Use the BigQuery advanced runtime

This document describes how to enable and disable the BigQuery advanced runtime, and how to evaluate the advanced runtime's effects on your query performance.

Roles and permissions

To get the permissions that you need to specify a configuration setting, ask your administrator to grant you the BigQuery Admin (roles/bigquery.admin) IAM role on your project or organization. For more information about granting roles, see Manage access to projects, folders, and organizations.

You might also be able to get the required permissions through custom roles or other predefined roles.

Features

Enabling the advanced runtime on a BigQuery project turns on features in the query processor that reduce query latency and slot consumption at no additional cost.

Enhanced vectorization

Vectorized execution is a query processing model that operates on columns of data in blocks that align with CPU cache size and uses single instruction, multiple data (SIMD) instructions. Enhanced vectorization extends the vectorized query execution in BigQuery to the following aspects of query processing:

  • By leveraging specialized data encodings within the Capacitor storage format, filter evaluation operations can be executed on the encoded data.
  • Specialized encodings are propagated through the query plan, which allows more data to be processed while it's still encoded.
  • By implementing expression folding to evaluate deterministic functions and constant expressions, BigQuery can simplify complex predicates into constant values.

Short query optimizations

BigQuery typically executes queries in a distributed environment using a shuffle intermediate layer. Short query optimizations dynamically identify queries that can be run as a single stage, reducing latency and slot consumption. Specialized encodings can be used more effectively when a query is run in a single stage. These optimizations are most effective when used with optional job creation mode, which minimizes job startup, maintenance, and result retrieval latency.

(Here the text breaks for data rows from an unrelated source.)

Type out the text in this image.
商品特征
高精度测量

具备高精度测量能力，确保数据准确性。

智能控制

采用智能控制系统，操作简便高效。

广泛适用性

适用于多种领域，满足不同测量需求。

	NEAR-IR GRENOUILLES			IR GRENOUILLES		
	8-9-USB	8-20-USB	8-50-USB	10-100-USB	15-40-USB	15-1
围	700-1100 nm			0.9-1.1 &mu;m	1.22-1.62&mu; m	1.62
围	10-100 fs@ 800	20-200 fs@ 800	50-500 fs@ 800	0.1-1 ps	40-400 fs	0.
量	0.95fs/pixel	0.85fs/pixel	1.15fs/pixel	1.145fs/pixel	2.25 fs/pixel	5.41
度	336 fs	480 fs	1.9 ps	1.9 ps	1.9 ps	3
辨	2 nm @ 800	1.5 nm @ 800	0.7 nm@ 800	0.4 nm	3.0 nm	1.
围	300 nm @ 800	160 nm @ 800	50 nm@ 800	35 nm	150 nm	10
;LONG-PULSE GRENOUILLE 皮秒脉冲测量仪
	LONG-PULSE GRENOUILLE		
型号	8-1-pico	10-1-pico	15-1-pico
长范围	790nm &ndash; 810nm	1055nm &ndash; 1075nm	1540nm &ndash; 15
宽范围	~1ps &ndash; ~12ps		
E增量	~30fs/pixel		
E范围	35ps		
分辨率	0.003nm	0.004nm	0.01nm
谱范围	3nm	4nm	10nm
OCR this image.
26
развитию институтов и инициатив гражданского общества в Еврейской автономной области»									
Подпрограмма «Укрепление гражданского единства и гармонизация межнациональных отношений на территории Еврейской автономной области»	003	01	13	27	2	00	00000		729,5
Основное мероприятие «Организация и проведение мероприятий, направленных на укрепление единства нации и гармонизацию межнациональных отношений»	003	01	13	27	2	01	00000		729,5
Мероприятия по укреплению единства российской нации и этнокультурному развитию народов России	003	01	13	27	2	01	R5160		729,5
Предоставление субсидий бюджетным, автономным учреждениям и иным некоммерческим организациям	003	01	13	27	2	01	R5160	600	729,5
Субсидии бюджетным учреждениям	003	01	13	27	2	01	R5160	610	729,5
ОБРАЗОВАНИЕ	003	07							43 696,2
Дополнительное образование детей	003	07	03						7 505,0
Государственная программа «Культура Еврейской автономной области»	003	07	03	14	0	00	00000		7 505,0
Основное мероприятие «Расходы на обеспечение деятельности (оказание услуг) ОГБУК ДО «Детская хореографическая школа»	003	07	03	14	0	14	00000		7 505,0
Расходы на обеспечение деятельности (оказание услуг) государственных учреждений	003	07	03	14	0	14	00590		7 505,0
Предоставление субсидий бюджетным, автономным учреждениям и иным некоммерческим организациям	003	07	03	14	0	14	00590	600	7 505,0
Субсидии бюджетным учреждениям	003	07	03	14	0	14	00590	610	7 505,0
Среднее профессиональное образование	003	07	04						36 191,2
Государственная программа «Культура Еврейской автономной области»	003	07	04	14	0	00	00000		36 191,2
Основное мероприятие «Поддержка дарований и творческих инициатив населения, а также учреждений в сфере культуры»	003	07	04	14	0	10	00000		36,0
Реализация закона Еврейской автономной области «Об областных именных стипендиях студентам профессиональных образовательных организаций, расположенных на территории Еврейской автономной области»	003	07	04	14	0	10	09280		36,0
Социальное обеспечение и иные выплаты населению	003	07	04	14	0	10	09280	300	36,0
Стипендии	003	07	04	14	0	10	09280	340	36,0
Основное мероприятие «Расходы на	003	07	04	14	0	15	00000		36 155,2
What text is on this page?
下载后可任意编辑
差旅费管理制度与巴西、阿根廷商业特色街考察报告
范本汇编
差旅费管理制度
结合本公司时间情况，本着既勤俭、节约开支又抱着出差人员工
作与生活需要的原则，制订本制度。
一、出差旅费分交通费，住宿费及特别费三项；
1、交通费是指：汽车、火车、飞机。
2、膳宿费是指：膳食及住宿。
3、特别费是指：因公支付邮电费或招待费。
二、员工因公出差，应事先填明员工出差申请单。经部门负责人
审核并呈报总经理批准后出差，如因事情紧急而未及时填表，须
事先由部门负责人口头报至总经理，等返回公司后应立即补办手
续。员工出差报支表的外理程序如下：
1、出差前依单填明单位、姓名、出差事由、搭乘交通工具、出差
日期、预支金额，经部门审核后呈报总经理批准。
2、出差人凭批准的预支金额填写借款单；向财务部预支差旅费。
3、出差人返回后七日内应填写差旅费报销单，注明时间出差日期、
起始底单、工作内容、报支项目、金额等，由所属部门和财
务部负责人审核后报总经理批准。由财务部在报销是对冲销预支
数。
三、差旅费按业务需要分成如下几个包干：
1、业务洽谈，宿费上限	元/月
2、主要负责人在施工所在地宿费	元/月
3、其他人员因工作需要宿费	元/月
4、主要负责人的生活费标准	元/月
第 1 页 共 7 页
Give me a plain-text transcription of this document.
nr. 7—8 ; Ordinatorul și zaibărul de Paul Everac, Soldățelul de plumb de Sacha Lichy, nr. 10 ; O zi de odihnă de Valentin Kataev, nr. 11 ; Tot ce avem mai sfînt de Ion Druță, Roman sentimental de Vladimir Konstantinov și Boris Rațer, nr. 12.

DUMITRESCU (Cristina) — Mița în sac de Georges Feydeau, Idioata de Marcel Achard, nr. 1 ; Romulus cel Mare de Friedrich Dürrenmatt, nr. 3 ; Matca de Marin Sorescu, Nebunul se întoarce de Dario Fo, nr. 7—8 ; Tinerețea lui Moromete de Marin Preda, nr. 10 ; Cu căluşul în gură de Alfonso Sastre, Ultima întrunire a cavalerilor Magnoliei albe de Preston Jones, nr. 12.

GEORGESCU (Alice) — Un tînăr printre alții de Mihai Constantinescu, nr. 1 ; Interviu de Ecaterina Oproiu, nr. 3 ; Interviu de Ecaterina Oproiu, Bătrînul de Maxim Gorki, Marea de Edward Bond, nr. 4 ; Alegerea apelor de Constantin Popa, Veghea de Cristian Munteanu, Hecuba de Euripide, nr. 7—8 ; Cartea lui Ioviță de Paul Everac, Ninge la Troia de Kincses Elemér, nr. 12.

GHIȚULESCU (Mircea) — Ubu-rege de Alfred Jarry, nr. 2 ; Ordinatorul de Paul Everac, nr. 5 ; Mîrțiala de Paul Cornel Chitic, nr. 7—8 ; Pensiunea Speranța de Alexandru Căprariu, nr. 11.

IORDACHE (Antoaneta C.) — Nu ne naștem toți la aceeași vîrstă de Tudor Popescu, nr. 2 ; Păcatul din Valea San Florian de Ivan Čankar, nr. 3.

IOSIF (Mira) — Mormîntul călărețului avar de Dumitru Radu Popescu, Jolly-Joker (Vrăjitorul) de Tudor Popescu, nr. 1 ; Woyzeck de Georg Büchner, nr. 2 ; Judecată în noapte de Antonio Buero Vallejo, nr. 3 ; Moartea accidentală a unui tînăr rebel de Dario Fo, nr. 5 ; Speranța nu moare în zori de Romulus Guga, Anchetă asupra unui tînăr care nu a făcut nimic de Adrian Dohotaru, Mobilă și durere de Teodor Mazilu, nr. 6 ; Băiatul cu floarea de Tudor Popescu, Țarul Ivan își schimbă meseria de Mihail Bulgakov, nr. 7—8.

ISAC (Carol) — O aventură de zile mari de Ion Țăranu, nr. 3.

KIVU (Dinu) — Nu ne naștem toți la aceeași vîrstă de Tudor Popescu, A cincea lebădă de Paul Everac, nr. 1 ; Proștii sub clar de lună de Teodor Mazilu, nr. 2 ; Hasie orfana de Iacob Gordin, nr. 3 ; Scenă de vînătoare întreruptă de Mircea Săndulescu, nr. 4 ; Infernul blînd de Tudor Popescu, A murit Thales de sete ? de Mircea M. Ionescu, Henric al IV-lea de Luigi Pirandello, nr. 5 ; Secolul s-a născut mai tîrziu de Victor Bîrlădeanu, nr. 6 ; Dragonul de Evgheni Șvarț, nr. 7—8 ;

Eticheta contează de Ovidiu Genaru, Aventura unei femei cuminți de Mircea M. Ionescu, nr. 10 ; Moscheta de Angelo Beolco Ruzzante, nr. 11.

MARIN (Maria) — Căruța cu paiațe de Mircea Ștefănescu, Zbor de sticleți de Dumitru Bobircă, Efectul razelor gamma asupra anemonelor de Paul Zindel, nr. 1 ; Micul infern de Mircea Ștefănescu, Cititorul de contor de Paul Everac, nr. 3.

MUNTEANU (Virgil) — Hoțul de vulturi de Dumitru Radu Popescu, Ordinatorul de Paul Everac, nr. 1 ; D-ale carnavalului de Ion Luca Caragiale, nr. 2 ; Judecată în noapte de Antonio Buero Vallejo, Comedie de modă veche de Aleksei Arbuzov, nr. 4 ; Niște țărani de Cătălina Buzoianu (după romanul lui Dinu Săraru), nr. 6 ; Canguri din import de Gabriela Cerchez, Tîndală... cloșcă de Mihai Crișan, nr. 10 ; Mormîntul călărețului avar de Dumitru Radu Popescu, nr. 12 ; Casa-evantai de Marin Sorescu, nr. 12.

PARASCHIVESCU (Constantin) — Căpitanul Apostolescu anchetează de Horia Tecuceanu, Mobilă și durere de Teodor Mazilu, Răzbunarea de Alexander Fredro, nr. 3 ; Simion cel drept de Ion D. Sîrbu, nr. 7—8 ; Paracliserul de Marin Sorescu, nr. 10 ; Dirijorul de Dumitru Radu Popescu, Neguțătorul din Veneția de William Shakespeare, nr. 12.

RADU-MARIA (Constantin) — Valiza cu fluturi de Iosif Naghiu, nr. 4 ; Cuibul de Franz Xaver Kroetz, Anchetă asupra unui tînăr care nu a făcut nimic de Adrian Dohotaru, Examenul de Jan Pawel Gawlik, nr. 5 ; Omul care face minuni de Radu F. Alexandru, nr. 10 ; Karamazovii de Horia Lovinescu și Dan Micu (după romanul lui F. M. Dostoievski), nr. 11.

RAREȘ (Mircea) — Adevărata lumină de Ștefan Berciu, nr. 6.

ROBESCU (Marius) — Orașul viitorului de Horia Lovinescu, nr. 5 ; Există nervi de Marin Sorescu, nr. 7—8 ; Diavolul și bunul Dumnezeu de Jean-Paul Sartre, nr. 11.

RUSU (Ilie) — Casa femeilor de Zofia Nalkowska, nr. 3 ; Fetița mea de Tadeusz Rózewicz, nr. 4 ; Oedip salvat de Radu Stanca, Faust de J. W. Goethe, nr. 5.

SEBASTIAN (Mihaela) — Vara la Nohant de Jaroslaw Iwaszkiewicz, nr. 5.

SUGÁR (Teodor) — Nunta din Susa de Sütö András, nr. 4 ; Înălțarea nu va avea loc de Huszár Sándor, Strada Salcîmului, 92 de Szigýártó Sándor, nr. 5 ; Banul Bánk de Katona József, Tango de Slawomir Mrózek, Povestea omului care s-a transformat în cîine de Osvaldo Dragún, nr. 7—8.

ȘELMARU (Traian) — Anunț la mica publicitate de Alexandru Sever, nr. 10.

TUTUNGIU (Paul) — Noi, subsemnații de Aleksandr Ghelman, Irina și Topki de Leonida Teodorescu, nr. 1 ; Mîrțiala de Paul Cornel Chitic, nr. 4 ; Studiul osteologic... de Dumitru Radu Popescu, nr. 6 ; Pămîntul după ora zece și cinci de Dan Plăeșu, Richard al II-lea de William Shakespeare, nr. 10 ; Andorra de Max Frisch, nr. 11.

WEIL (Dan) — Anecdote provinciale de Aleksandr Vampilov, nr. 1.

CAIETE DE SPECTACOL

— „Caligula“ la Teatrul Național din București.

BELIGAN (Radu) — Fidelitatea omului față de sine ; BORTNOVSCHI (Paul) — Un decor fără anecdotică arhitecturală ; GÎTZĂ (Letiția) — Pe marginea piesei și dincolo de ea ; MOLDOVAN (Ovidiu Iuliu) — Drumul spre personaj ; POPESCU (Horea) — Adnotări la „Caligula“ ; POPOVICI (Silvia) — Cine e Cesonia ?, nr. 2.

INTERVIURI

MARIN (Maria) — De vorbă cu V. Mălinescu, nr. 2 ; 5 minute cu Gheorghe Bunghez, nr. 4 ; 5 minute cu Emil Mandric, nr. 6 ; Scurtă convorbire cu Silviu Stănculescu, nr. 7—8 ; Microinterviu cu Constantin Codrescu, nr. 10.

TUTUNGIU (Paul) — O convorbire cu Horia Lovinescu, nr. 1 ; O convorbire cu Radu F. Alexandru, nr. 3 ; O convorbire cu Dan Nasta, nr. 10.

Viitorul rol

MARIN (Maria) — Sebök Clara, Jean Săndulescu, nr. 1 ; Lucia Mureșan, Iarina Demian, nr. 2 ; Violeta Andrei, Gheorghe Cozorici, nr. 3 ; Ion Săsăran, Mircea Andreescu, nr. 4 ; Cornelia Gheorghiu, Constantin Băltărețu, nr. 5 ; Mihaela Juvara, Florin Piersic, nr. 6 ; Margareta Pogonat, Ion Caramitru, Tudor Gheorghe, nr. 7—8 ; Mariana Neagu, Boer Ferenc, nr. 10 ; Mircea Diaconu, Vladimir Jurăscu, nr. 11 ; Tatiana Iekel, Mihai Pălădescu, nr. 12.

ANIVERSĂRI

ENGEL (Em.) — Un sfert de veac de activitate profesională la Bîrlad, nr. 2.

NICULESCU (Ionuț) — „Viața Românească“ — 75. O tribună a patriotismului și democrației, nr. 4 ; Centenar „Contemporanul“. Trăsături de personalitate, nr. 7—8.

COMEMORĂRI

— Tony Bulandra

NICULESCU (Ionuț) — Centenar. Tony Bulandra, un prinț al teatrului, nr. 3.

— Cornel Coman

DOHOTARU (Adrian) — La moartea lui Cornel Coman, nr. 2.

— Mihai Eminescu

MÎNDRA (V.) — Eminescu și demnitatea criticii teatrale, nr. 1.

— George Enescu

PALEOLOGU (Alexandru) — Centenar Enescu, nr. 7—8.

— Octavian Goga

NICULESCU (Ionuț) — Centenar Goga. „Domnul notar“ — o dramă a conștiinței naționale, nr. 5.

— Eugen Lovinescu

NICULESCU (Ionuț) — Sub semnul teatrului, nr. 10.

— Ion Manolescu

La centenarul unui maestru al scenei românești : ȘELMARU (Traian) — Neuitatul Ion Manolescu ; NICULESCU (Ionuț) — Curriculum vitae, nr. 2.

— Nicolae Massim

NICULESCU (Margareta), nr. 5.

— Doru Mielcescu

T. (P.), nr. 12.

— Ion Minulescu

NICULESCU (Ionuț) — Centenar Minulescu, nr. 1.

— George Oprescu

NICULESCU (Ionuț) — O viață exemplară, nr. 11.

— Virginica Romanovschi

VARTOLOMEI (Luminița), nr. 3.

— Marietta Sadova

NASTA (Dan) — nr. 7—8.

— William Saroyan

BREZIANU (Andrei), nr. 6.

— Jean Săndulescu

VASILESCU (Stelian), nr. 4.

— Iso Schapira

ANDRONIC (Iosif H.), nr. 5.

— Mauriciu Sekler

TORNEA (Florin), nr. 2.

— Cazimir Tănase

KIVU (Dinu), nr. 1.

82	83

Eligibility for short query optimization is dynamic and influenced by the following factors:

  • The predicted size of the data scan.
  • The amount of data movement required.
  • The selectivity of query filters.
  • The type and physical layout of the data in storage.
  • The overall query structure.
  • The historical statistics of past query executions.

Enable the advanced runtime

To enable the advanced runtime for your project or organization, use the ALTER PROJECT or ALTER ORGANIZATION statement to change the default configuration. In the statement, set the query_runtime argument to 'advanced'. For example:

ALTER PROJECT PROJECT_NAME
SET OPTIONS (
  `region-LOCATION.query_runtime` = 'advanced'
);

Replace the following:

  • PROJECT_NAME: the name of the project
  • LOCATION: the location of the project

It can take several minutes for the change to take effect.

Once you've enabled the advanced runtime, qualifying queries in the project or organization use the advanced runtime regardless of which user created the query job.

Disable the advanced runtime

To disable the advanced runtime for your project or organization, use the ALTER PROJECT or ALTER ORGANIZATION statement to change the default configuration. In the statement, set the query_runtime argument to NULL. For example:

ALTER PROJECT PROJECT_NAME
SET OPTIONS (
  `region-LOCATION.query_runtime` = NULL
);

Replace the following:

  • PROJECT_NAME: the name of the project
  • LOCATION: the location of the project

It can take several minutes for the change to take effect.

Evaluate query performance

You can use the administrative job explorer and INFORMATION_SCHEMA views to evaluate the effect of the advanced runtime on query execution time and slot usage.

Follow these steps to evaluate query performance with and without the advanced runtime enabled:

  1. In the Google Cloud console, go to the BigQuery page.

    Go to BigQuery

  2. Open a new tab in the query editor.

  3. Disable the use of cached query results for that query tab.

  4. Type or copy your test queries into the query tab.

  5. Run your test queries a few times to establish baseline performance. After each run, determine the query performance metrics as follows:

    1. View the query execution details in the administrative job explorer.
    2. Retrieve job performance data from the INFORMATION_SCHEMA.JOBS_BY_USER view by running the following query in a new query tab:

      SELECT
          job_id,
          end_time - start_time AS duration,
          total_slot_ms,
          query
      FROM
        `region-us`.INFORMATION_SCHEMA.JOBS_BY_USER
      WHERE
          creation_time > TIMESTAMP_SUB(CURRENT_TIMESTAMP(), INTERVAL 7 DAY)
          AND job_type='QUERY'
          AND total_slot_ms IS NOT NULL
      ORDER BY
          creation_time DESC,
          query ASC
      LIMIT 1000;
      
  6. Enable the advanced runtime.

  7. Repeat Step 5.

  8. Compare the query latency and slot usage metrics for the test queries from before and after you enabled the advanced runtime.